La creación musical madrileña por antonomasia es la zarzuela. Recibió su nombre del Palacio de la Zarzuela, el pabellón real de caza, que a su vez lo obtuvo de los intrincados zarzales que lo rodeaban. En él se interpretaban. Fue en principio una ópera ligera, con unas partes cantadas y otras habladas. Las primeras «zarzuelas grandes», del siglo XVII , no se conservan, pero el género hizo fortuna y cuando llegó el XVIII daba frutos ya en sazón. De pronto las músicas palaciegas se hermanaron con fandangos, seguidillas y rondós.

De la «zarzuela grande» se pasó a la «zarzuela chica» o «género chico» (por la duración, de una hora, no por la calidad), desde Martín y Soler, José de Nebra, Boccherini, Gaztambide o Barbieri a Bretón, Chueca y Chapí.

A diferencia del teatro, la música culta profana necesitó de la corte para sobrevivir, del noble y del obispo. El romanticismo, que rompió tantos moldes, abrió en Madrid muchos teatros donde los músicos podían estrenar sus obras y vivir del público. La venida de Rossini a Madrid, donde vivió unos meses, fue decisiva. En muy pocos años, y a instancias de Isabel II, se construyó el Teatro Real (1850), frente al palacio. A partir de entonces los dramas que se estrenaban en el teatro parecían tener un correlato en los del palacio, no pequeños y a menudo de enredo y vodevil.

Madrid crecía muy deprisa durante el XIX en habitantes y los teatros se multiplicaban a igual ritmo. Junto con las verbenas y los toros el teatro fue el único recreo colectivo. El gran hallazgo fue entonces, a mediados de ese siglo, el «teatro por horas», en dos o tres salas de los barrios bajos.

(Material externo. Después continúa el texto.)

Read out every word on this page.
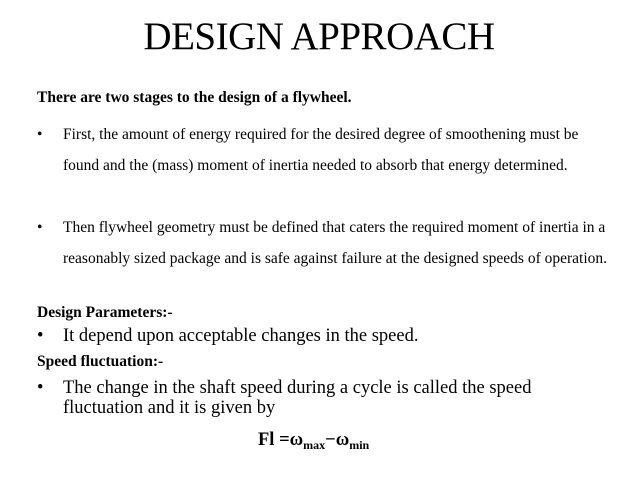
DESIGN APPROACH
There are two stages to the design of a flywheel.
• First, the amount of energy required for the desired degree of smoothening must be found and the (mass) moment of inertia needed to absorb that energy determined.
• Then flywheel geometry must be defined that caters the required moment of inertia in a reasonably sized package and is safe against failure at the designed speeds of operation.
Design Parameters:-
• It depend upon acceptable changes in the speed.
Speed fluctuation:-
• The change in the shaft speed during a cycle is called the speed fluctuation and it is given by
$Fl =\omega_{max}-\omega_{min}$
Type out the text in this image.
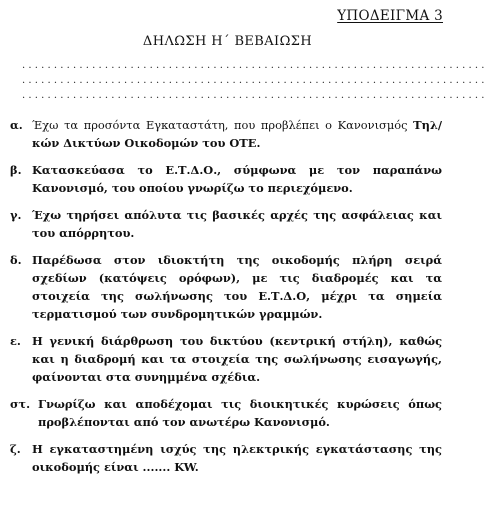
ΥΠΟΔΕΙΓΜΑ 3
ΔΗΛΩΣΗ Η΄ ΒΕΒΑΙΩΣΗ
.........................................................................
.........................................................................
.........................................................................
α. Έχω τα προσόντα Εγκαταστάτη, που προβλέπει ο Κανονισμός Τηλ/κών Δικτύων Οικοδομών του ΟΤΕ.
β. Κατασκεύασα το Ε.Τ.Δ.Ο., σύμφωνα με τον παραπάνω Κανονισμό, του οποίου γνωρίζω το περιεχόμενο.
γ. Έχω τηρήσει απόλυτα τις βασικές αρχές της ασφάλειας και του απόρρητου.
δ. Παρέδωσα στον ιδιοκτήτη της οικοδομής πλήρη σειρά σχεδίων (κατόψεις ορόφων), με τις διαδρομές και τα στοιχεία της σωλήνωσης του Ε.Τ.Δ.Ο, μέχρι τα σημεία τερματισμού των συνδρομητικών γραμμών.
ε. Η γενική διάρθρωση του δικτύου (κεντρική στήλη), καθώς και η διαδρομή και τα στοιχεία της σωλήνωσης εισαγωγής, φαίνονται στα συνημμένα σχέδια.
στ. Γνωρίζω και αποδέχομαι τις διοικητικές κυρώσεις όπως προβλέπονται από τον ανωτέρω Κανονισμό.
ζ. Η εγκαταστημένη ισχύς της ηλεκτρικής εγκατάστασης της οικοδομής είναι ....... KW.
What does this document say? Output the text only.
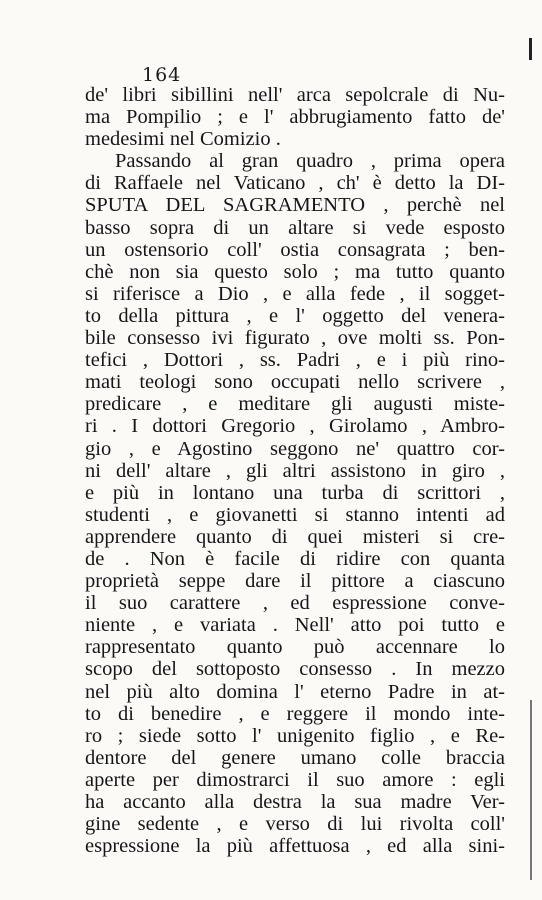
164
de' libri sibillini nell' arca sepolcrale di Nu-
ma Pompilio ; e l' abbrugiamento fatto de'
medesimi nel Comizio .
Passando al gran quadro , prima opera
di Raffaele nel Vaticano , ch' è detto la DI-
SPUTA DEL SAGRAMENTO , perchè nel
basso sopra di un altare si vede esposto
un ostensorio coll' ostia consagrata ; ben-
chè non sia questo solo ; ma tutto quanto
si riferisce a Dio , e alla fede , il sogget-
to della pittura , e l' oggetto del venera-
bile consesso ivi figurato , ove molti ss. Pon-
tefici , Dottori , ss. Padri , e i più rino-
mati teologi sono occupati nello scrivere ,
predicare , e meditare gli augusti miste-
ri . I dottori Gregorio , Girolamo , Ambro-
gio , e Agostino seggono ne' quattro cor-
ni dell' altare , gli altri assistono in giro ,
e più in lontano una turba di scrittori ,
studenti , e giovanetti si stanno intenti ad
apprendere quanto di quei misteri si cre-
de . Non è facile di ridire con quanta
proprietà seppe dare il pittore a ciascuno
il suo carattere , ed espressione conve-
niente , e variata . Nell' atto poi tutto e
rappresentato quanto può accennare lo
scopo del sottoposto consesso . In mezzo
nel più alto domina l' eterno Padre in at-
to di benedire , e reggere il mondo inte-
ro ; siede sotto l' unigenito figlio , e Re-
dentore del genere umano colle braccia
aperte per dimostrarci il suo amore : egli
ha accanto alla destra la sua madre Ver-
gine sedente , e verso di lui rivolta coll'
espressione la più affettuosa , ed alla sini-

Se abarataron las entradas y el público, que le había dado la espalda, volvió a llenarlos.

220. Palacio Real y globo, grabado del siglo XVIII .

En apenas cincuenta años, los que van de 1875 a 1925, Madrid vivió su edad dorada musical. El género chico o lírico se apoderó de todo: obras livianas, chispeantes, abrumadoramente referidas a los asuntos y clases populares madrileños (barrios bajos, corralas, enredos amorosos), en clave de humor, si no abiertamente cómicos, y con final feliz.

Cuando Nietzsche escribe a su amigo Peter Gast en 1888, último año de su vida cuerda, que ha oído con entusiasmo la Gran Vía (1886) de Chueca y Valverde, esa «revista madrileña-cómico-lírica-fantástico-callejera», está definiendo, por un lado, el género y por otro llamando la atención sobre una música que con la de Bizet (Carmen ) tendrá la virtud de arrinconar para siempre los «presuntuosos muermos wagnerianos». De la celebérrima jota de los ratas (rateros en argot) de Chueca, Nietzsche dijo a su amigo: «Es un terceto de tres solemnes y gigantescos canallas, lo más fuerte que he visto y oído incluso como música: genial, imposible de clasificar».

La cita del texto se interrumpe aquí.